Your Best Audition Songs for Musical Theatre
You're probably looking for a long list of really good audition songs that no one else knows about, right? Well I'm sorry to disappoint, but you won't find that list here. And you'll be hard pressed to find it elsewhere on the internet.
Why? Because the truth is this: Any song you choose is a good audition song on two conditions:
1. You love it. You'll be singing it a lot, so choose something that speaks to you. Something that really fires you up.
2. You present it well. This is crucial. To have a good singing audition, you must present your best work. I'll discuss how to do this a little later.
So, to use a cliché, instead of giving you a list of songs and feeding you for a day, I'll give you the information you need and feed you for a lifetime. Let's get started.
What Should You Sing?
I'll give you the same advice I preach over on my free monologues page: Sing what you love. You'll go to see a musical, or be in a talent show, or attend a class and you'll hear a song. And you'll say, "I have to sing that. I love it."
At least that's the way it happens for me.
Another good way to get song ideas is to ask your friends who are in the business. Maybe they just heard this one beautiful ballad and thought of you.
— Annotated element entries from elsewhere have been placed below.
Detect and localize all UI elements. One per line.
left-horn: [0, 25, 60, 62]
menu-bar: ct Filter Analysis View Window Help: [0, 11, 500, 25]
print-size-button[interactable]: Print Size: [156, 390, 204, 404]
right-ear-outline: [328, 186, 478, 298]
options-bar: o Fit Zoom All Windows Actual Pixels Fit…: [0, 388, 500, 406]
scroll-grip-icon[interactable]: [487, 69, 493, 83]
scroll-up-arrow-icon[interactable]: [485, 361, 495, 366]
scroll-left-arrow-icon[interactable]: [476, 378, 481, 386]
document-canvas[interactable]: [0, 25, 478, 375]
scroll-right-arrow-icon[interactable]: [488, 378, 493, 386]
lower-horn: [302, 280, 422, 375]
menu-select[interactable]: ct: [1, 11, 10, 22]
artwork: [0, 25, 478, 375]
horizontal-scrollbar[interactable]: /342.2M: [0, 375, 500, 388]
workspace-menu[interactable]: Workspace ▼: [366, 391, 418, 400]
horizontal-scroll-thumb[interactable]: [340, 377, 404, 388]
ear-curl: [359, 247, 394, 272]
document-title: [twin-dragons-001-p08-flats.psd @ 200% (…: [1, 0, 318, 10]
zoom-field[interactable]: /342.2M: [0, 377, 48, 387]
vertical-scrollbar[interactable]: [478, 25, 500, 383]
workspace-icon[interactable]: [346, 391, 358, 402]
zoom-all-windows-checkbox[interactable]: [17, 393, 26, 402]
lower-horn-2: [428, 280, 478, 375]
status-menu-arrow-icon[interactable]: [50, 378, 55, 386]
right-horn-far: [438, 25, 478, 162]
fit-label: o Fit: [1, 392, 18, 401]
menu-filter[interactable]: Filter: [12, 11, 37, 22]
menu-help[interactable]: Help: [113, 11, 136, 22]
And if all else fails, here's the absolute best way to find auditions songs:
1. Pick a Broadway star you see as a role model. It should be someone you can see yourself taking after. For me, that's Raúl Esparza or John Lithgow.
2. Go to the iTunes Store and type their name in the search box. iTunes will let you listen to 30 second clips of songs before you download them. Find something you love, and write down the title.
3. Find the vocal sheet music.
Other things to consider when choosing a song:
• Type: Remember, casting directors love to put you in a box based on your age, height, weight, look, etc. Don't fight that. Play into it. For example, if you're the girl next door type, don't sing I Enjoy Being a Girl from Flower Drum Song. A better song would be Notice Me, Horton from Seussical.
• Vocal Range: Not as important as it used to be with the advent of transposition software. But still, make sure you can physically sing the notes. For a long time, I tried to sing the higher notes I didn't have.
Diversify Your Songbook
God willing, you'll be auditioning for a lot of musicals. And no two musicals are alike. And sometimes, it's not even a musical. It's a concert, or an opera, or something else. So you've got to be prepared.
How? You diversify your songbook.
The most basic songbook has two ballads (slower songs), and two up-tempos (faster songs). But there are other considerations too: Something comedic and something dramatic. Something to show off your upper vocal range, and something that shows you can get down and dirty.
And don't stick to just musical theatre songs. Branch out into pop, rock, classical, country, and every other genre. Ideally, you want to have at least 15 to 20 songs ready to sing.
Singers often ask me about songs that are overdone. They figure that casting directors have heard Tomorrow from Annie way too much. And that may be true. But 9 times out of 10, they heard it done really badly.
What they really want is a singer who can march into that audition room and blow their socks off. And that's going to be you.
In short, there's no such thing as an overdone song. Just sing it well, and sing it with truth.
Audition songs are everywhere, you just have to pay attention. What's more important is that you choose the songs that fit you best so you can ace your audition.